Quarto 23

Acendeu um cigarro, talvez o décimo daquela noite. As mãos estavam visivelmente trêmulas. Nos olhos, um misto de medo e euforia. Deitou-se na velha cama rangente do hotel e consultou o relógio. Só depois deu uma olhada nas paredes e no teto. O cheiro de mofo daquele quarto entravam por suas narinas e invadia seus pulmões provocando-lhe um enjôo inconsciente. O estomago reclamava, mas o externo nem ao menos sentia. Estava anestesiado, em choque.

O telefone, ao lado da cama, berra ao seu lado em vão, Armando não cede ao chamado. Na realidade, nem nota que o telefone está tocando.

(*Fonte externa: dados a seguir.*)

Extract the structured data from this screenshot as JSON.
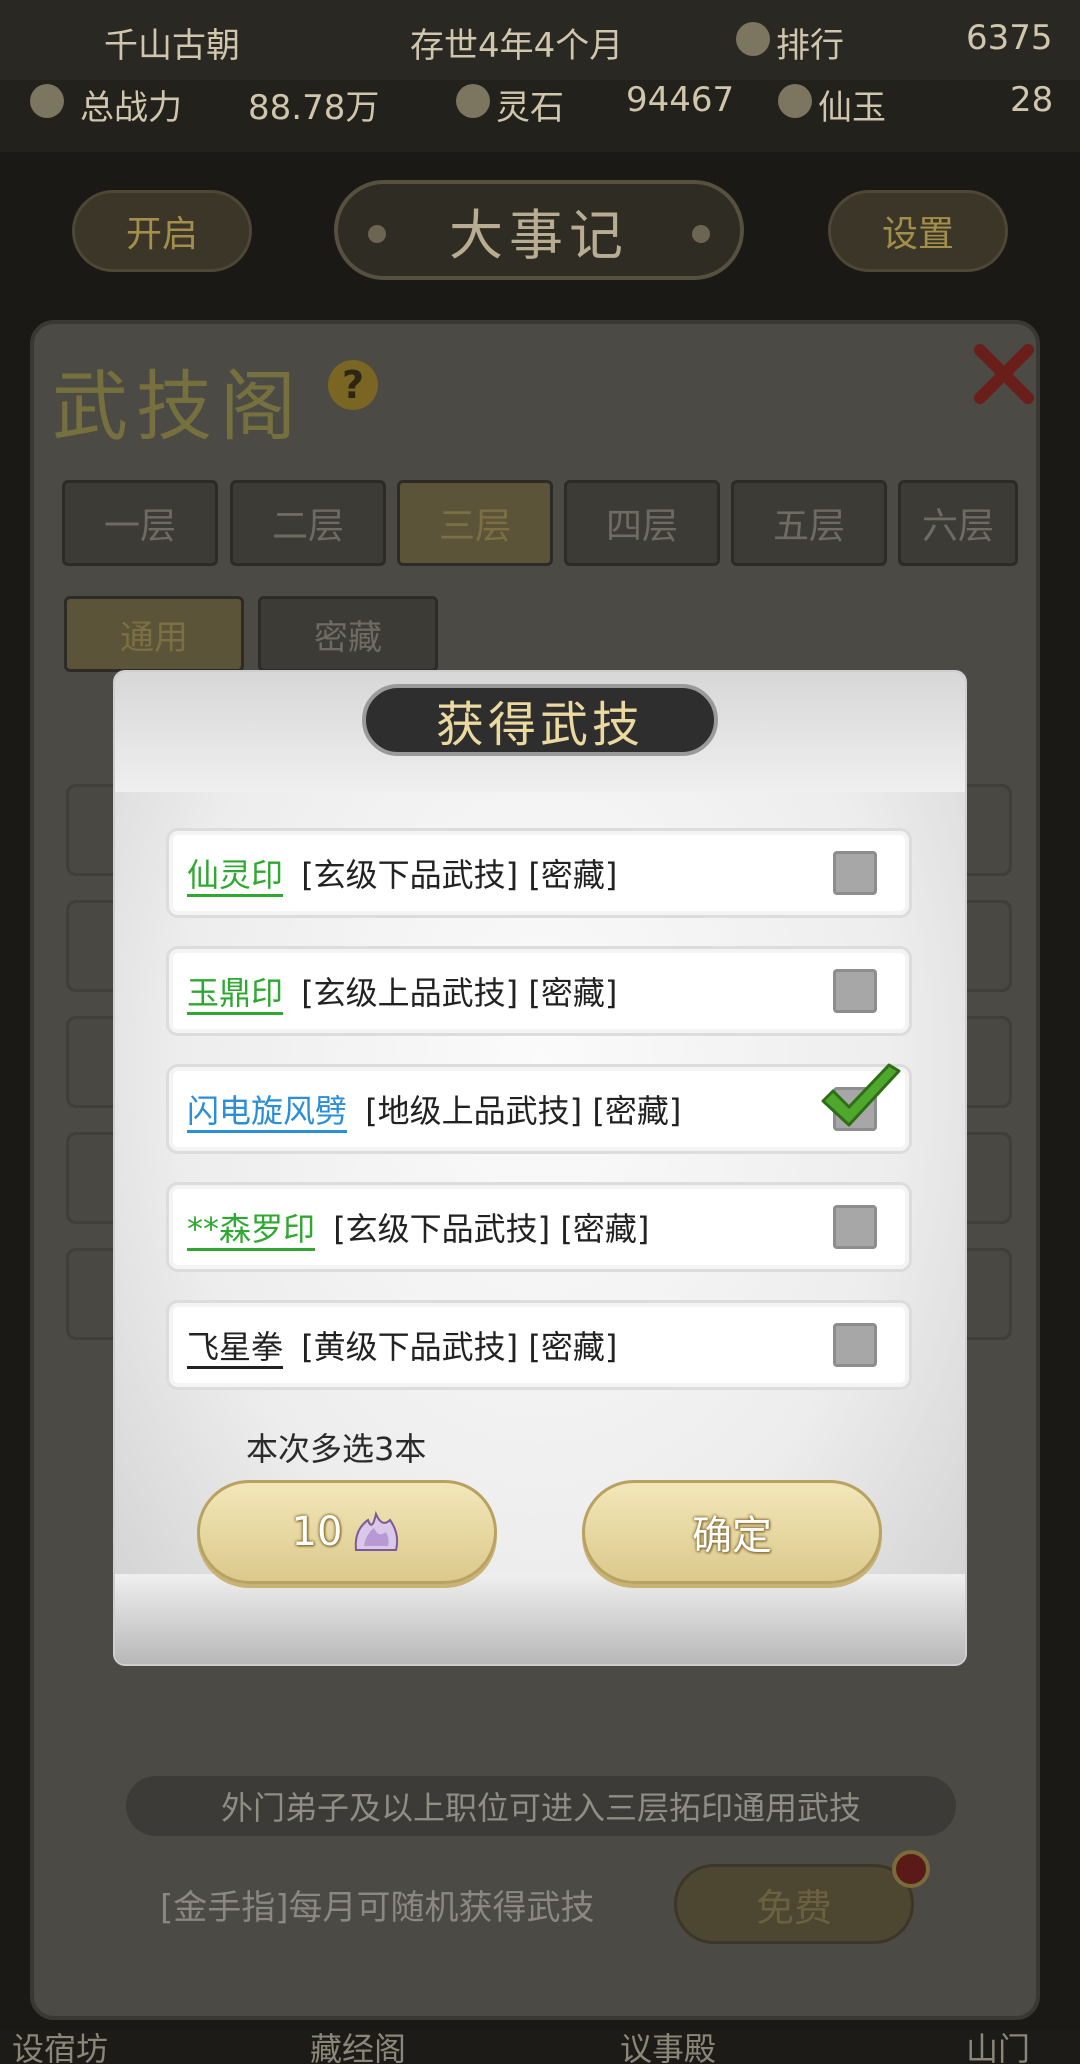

Da janela do terceiro andar quase não dava para ver nada. As poucas luzes que invadiam o quarto iluminavam os tacos quase descolados do chão e o velho espelho já manchado pelo tempo. A lua, mais cheia e clara do que nunca, flutuava e testemunhava sem saber que ali, naquele quarto, estava um homem de 47 anos decidindo o resto de sua vida.

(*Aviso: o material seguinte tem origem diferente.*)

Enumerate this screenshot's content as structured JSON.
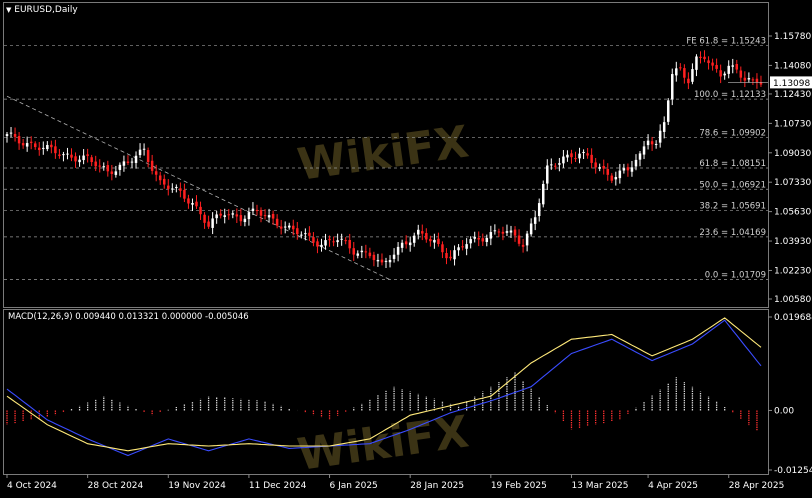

Mas a decisão distanciava-se cada vez mais. As horas se arrastavam, denunciadas pelo relógio de pulso que Armando consultava a cada longos cinco minutos.

Parecia mais uma espera do que uma decisão. Até poder-se-ia dizer uma terrível decisão.

Levantou-se em súbito e foi até seus pertences que se encontravam recostados na cadeira de madeira escura no canto do quarto. Tirou os sapatos, as meias, em seguida, a camisa. Deu uma olhada pela janela e por um breve instante esqueceu-se de seu real propósito de estar ali. Começou a lembrar-se da vida fora daquele quarto e antes daquele dia. Era um homem solitário, que já fora muito bem sucedido. Hoje, sem esposa que o deixara por ganância, sem filhos, pois era estéril, vivia na ilusão das mascaras sociais. Achava que um dia ainda poderia reconstruir tudo aquilo que um dia perdera numa mesa de pôquer. Aparentemente feliz, tendo seu velho gato Bill como único confidente, por vezes se esquecia do seu triste destino. Sofria de uma grave doença nos pulmões.

Porque fora se lembrar disso agora? Sentia-se sufocar só de pensar em sua doença. Os médicos já haviam garantido apenas mais alguns poucos meses de vida. E ele tinha que se decidir antes de amanhecer.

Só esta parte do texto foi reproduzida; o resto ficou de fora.